For fixed-fee contracts, I usually include testing and bug-fixing in the
quoted price, and make sure to include the time spent on that in the
estimates. There has to be a sign-off time limit though (for example 1-2
months), during which the client is supposed to test the software to their
satisfaction and after which newly discovered bugs are not included -
otherwise a project can linger on forever in your schedule.

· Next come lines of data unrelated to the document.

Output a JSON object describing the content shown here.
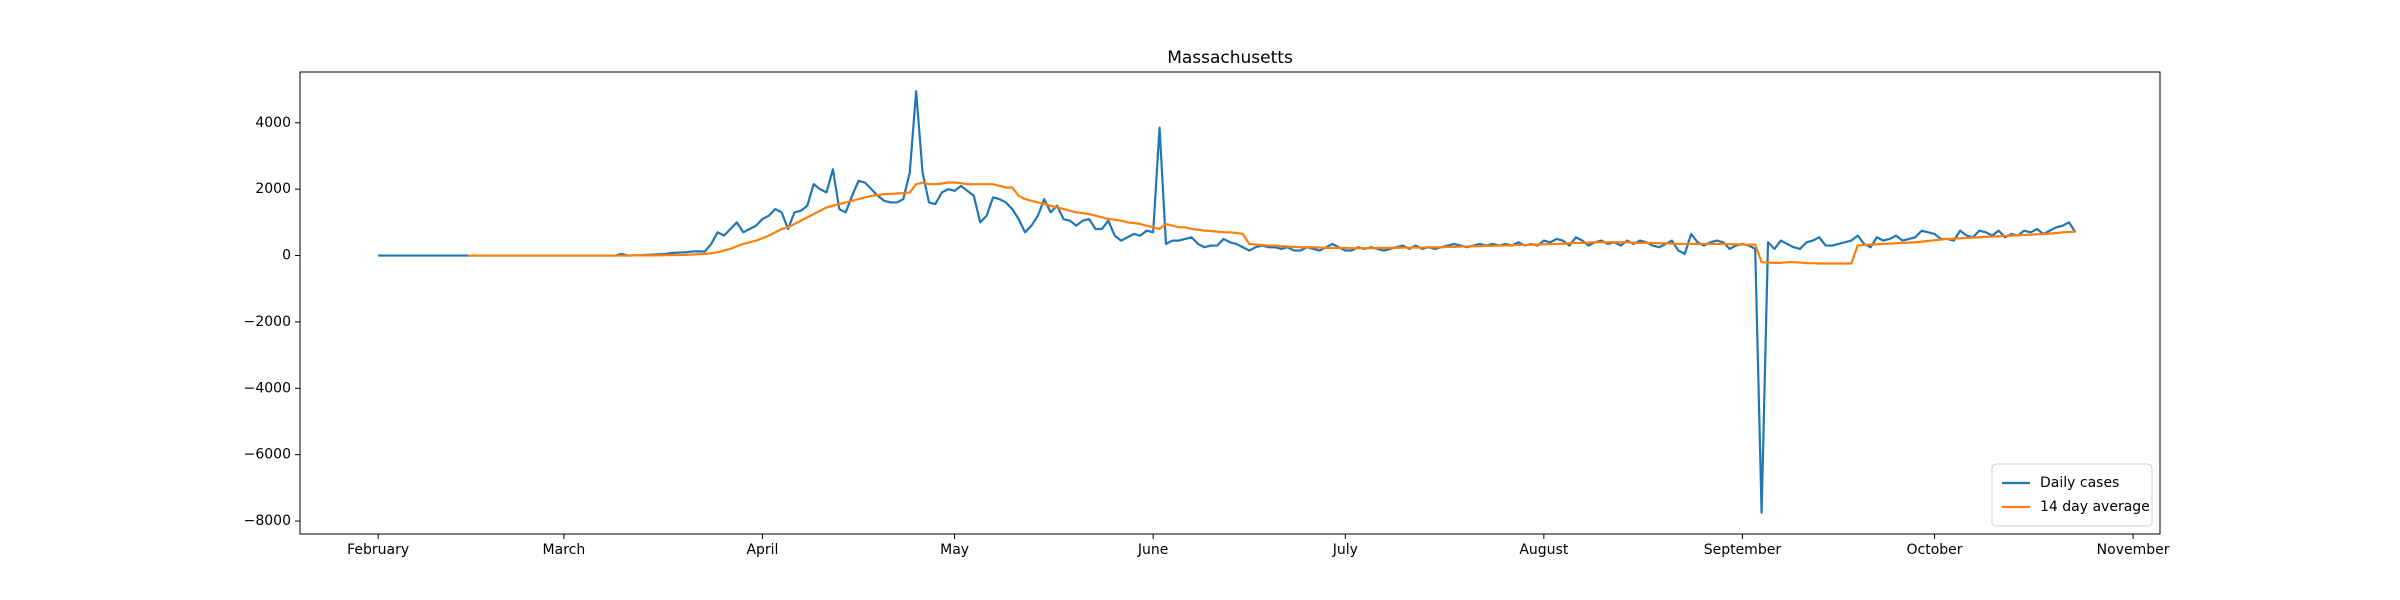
{
  "chart_data": {
    "type": "line",
    "title": "Massachusetts",
    "x": [
      0,
      1,
      2,
      3,
      4,
      5,
      6,
      7,
      8,
      9,
      10,
      11,
      12,
      13,
      14,
      15,
      16,
      17,
      18,
      19,
      20,
      21,
      22,
      23,
      24,
      25,
      26,
      27,
      28,
      29,
      30,
      31,
      32,
      33,
      34,
      35,
      36,
      37,
      38,
      39,
      40,
      41,
      42,
      43,
      44,
      45,
      46,
      47,
      48,
      49,
      50,
      51,
      52,
      53,
      54,
      55,
      56,
      57,
      58,
      59,
      60,
      61,
      62,
      63,
      64,
      65,
      66,
      67,
      68,
      69,
      70,
      71,
      72,
      73,
      74,
      75,
      76,
      77,
      78,
      79,
      80,
      81,
      82,
      83,
      84,
      85,
      86,
      87,
      88,
      89,
      90,
      91,
      92,
      93,
      94,
      95,
      96,
      97,
      98,
      99,
      100,
      101,
      102,
      103,
      104,
      105,
      106,
      107,
      108,
      109,
      110,
      111,
      112,
      113,
      114,
      115,
      116,
      117,
      118,
      119,
      120,
      121,
      122,
      123,
      124,
      125,
      126,
      127,
      128,
      129,
      130,
      131,
      132,
      133,
      134,
      135,
      136,
      137,
      138,
      139,
      140,
      141,
      142,
      143,
      144,
      145,
      146,
      147,
      148,
      149,
      150,
      151,
      152,
      153,
      154,
      155,
      156,
      157,
      158,
      159,
      160,
      161,
      162,
      163,
      164,
      165,
      166,
      167,
      168,
      169,
      170,
      171,
      172,
      173,
      174,
      175,
      176,
      177,
      178,
      179,
      180,
      181,
      182,
      183,
      184,
      185,
      186,
      187,
      188,
      189,
      190,
      191,
      192,
      193,
      194,
      195,
      196,
      197,
      198,
      199,
      200,
      201,
      202,
      203,
      204,
      205,
      206,
      207,
      208,
      209,
      210,
      211,
      212,
      213,
      214,
      215,
      216,
      217,
      218,
      219,
      220,
      221,
      222,
      223,
      224,
      225,
      226,
      227,
      228,
      229,
      230,
      231,
      232,
      233,
      234,
      235,
      236,
      237,
      238,
      239,
      240,
      241,
      242,
      243,
      244,
      245,
      246,
      247,
      248,
      249,
      250,
      251,
      252,
      253,
      254,
      255,
      256,
      257,
      258,
      259,
      260,
      261,
      262,
      263,
      264,
      265
    ],
    "series": [
      {
        "name": "Daily cases",
        "color": "#1f77b4",
        "values": [
          0,
          0,
          0,
          0,
          0,
          0,
          0,
          0,
          0,
          0,
          0,
          0,
          0,
          0,
          0,
          0,
          0,
          0,
          0,
          0,
          0,
          0,
          0,
          0,
          0,
          0,
          0,
          0,
          0,
          0,
          0,
          0,
          0,
          0,
          0,
          0,
          0,
          0,
          50,
          0,
          5,
          10,
          20,
          30,
          40,
          50,
          80,
          90,
          100,
          120,
          130,
          120,
          350,
          700,
          600,
          800,
          1000,
          700,
          800,
          900,
          1100,
          1200,
          1400,
          1300,
          800,
          1300,
          1350,
          1500,
          2150,
          2000,
          1900,
          2600,
          1400,
          1300,
          1800,
          2250,
          2200,
          2000,
          1800,
          1650,
          1600,
          1600,
          1700,
          2500,
          4950,
          2500,
          1600,
          1550,
          1900,
          2000,
          1950,
          2100,
          1950,
          1800,
          1000,
          1200,
          1750,
          1700,
          1600,
          1400,
          1100,
          700,
          900,
          1200,
          1700,
          1300,
          1500,
          1100,
          1050,
          900,
          1050,
          1100,
          800,
          800,
          1050,
          600,
          450,
          550,
          650,
          600,
          750,
          700,
          3850,
          350,
          450,
          450,
          500,
          550,
          350,
          250,
          300,
          300,
          500,
          400,
          350,
          250,
          150,
          250,
          300,
          250,
          250,
          200,
          250,
          150,
          150,
          250,
          200,
          150,
          250,
          350,
          250,
          150,
          150,
          250,
          200,
          250,
          200,
          150,
          200,
          250,
          300,
          200,
          300,
          200,
          250,
          200,
          250,
          300,
          350,
          300,
          250,
          300,
          350,
          300,
          350,
          300,
          350,
          300,
          400,
          300,
          350,
          300,
          450,
          400,
          500,
          450,
          300,
          550,
          450,
          300,
          400,
          450,
          350,
          400,
          300,
          450,
          350,
          450,
          400,
          300,
          250,
          350,
          450,
          150,
          50,
          650,
          400,
          300,
          400,
          450,
          400,
          200,
          300,
          350,
          300,
          200,
          -7750,
          400,
          200,
          450,
          350,
          250,
          200,
          400,
          450,
          550,
          300,
          300,
          350,
          400,
          450,
          600,
          350,
          250,
          550,
          450,
          500,
          600,
          450,
          500,
          550,
          750,
          700,
          650,
          500,
          500,
          450,
          750,
          600,
          550,
          750,
          700,
          600,
          750,
          550,
          650,
          600,
          750,
          700,
          800,
          650,
          750,
          850,
          900,
          1000,
          700
        ]
      },
      {
        "name": "14 day average",
        "color": "#ff7f0e",
        "values": [
          null,
          null,
          null,
          null,
          null,
          null,
          null,
          null,
          null,
          null,
          null,
          null,
          null,
          null,
          0,
          0,
          0,
          0,
          0,
          0,
          0,
          0,
          0,
          0,
          0,
          0,
          0,
          0,
          0,
          0,
          0,
          0,
          0,
          0,
          0,
          0,
          0,
          0,
          0,
          0,
          5,
          5,
          5,
          6,
          8,
          10,
          12,
          15,
          20,
          30,
          40,
          50,
          70,
          100,
          150,
          200,
          280,
          350,
          400,
          450,
          520,
          600,
          700,
          800,
          850,
          950,
          1050,
          1150,
          1250,
          1350,
          1450,
          1500,
          1550,
          1600,
          1650,
          1700,
          1750,
          1800,
          1820,
          1850,
          1860,
          1870,
          1880,
          1900,
          2150,
          2200,
          2150,
          2150,
          2170,
          2200,
          2200,
          2180,
          2150,
          2150,
          2150,
          2150,
          2150,
          2100,
          2050,
          2050,
          1800,
          1700,
          1650,
          1600,
          1550,
          1500,
          1450,
          1400,
          1350,
          1300,
          1280,
          1250,
          1200,
          1150,
          1100,
          1080,
          1050,
          1000,
          980,
          950,
          900,
          850,
          800,
          950,
          900,
          850,
          850,
          800,
          780,
          750,
          740,
          720,
          700,
          700,
          680,
          650,
          350,
          330,
          320,
          300,
          300,
          280,
          270,
          260,
          250,
          250,
          250,
          240,
          230,
          230,
          230,
          230,
          220,
          220,
          220,
          220,
          230,
          230,
          230,
          230,
          240,
          240,
          240,
          240,
          250,
          250,
          250,
          260,
          260,
          270,
          270,
          280,
          280,
          290,
          290,
          300,
          300,
          310,
          320,
          320,
          330,
          330,
          340,
          350,
          350,
          360,
          370,
          380,
          380,
          390,
          400,
          400,
          400,
          400,
          400,
          400,
          390,
          380,
          380,
          380,
          370,
          370,
          360,
          350,
          350,
          350,
          350,
          350,
          350,
          350,
          350,
          340,
          340,
          330,
          330,
          330,
          -200,
          -210,
          -220,
          -220,
          -200,
          -200,
          -210,
          -230,
          -230,
          -240,
          -240,
          -240,
          -240,
          -240,
          -240,
          300,
          320,
          330,
          340,
          350,
          360,
          370,
          380,
          390,
          400,
          420,
          440,
          460,
          480,
          500,
          510,
          520,
          530,
          540,
          550,
          560,
          570,
          580,
          590,
          600,
          610,
          620,
          630,
          640,
          650,
          660,
          680,
          700,
          710,
          720
        ]
      }
    ],
    "xlim": [
      -12.2,
      278.2
    ],
    "xticks": [
      {
        "value": 0,
        "label": "February"
      },
      {
        "value": 29,
        "label": "March"
      },
      {
        "value": 60,
        "label": "April"
      },
      {
        "value": 90,
        "label": "May"
      },
      {
        "value": 121,
        "label": "June"
      },
      {
        "value": 151,
        "label": "July"
      },
      {
        "value": 182,
        "label": "August"
      },
      {
        "value": 213,
        "label": "September"
      },
      {
        "value": 243,
        "label": "October"
      },
      {
        "value": 274,
        "label": "November"
      }
    ],
    "ylim": [
      -8390,
      5530
    ],
    "yticks": [
      {
        "value": -8000,
        "label": "−8000"
      },
      {
        "value": -6000,
        "label": "−6000"
      },
      {
        "value": -4000,
        "label": "−4000"
      },
      {
        "value": -2000,
        "label": "−2000"
      },
      0,
      2000,
      4000
    ],
    "grid": false,
    "legend": "lower right"
  }
}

However with fixed-fee contracts the main difficulty is agreeing on what are
bugs, and what are change requests if the initial plan was not detailed
enough.

------
NameNickHN
My answer is always this. If I write a line of code, discover a bug, and fix
it right away, it's part of the normal coding process and covered by the
hourly/daily rate I've quoted the client. What difference does it make that
the bug was found later or by another person?

------
AdmiralAsshat
A good response would be, but "If it wasn't in the requirements, it didn't get
coded."

We have to use that response alot when someone asks about a program that
doesn't work the way they expect it to. Did you explicitly say that it needs
to do this in the contract? No? Then it's not a bug, it's an enhancement.

------
SEJeff
Charge extra up front to write tests. The client gets higher quality code, and
generally with less fixes needed.

That being said, there will always be issues until we have AI that writes AI
that writes code (with the humans out of the loop).

------
smt88
I don't charge for bug fixes and generally try to do high fixed-fee
engagements when possible. Hourly billing is hard to get right.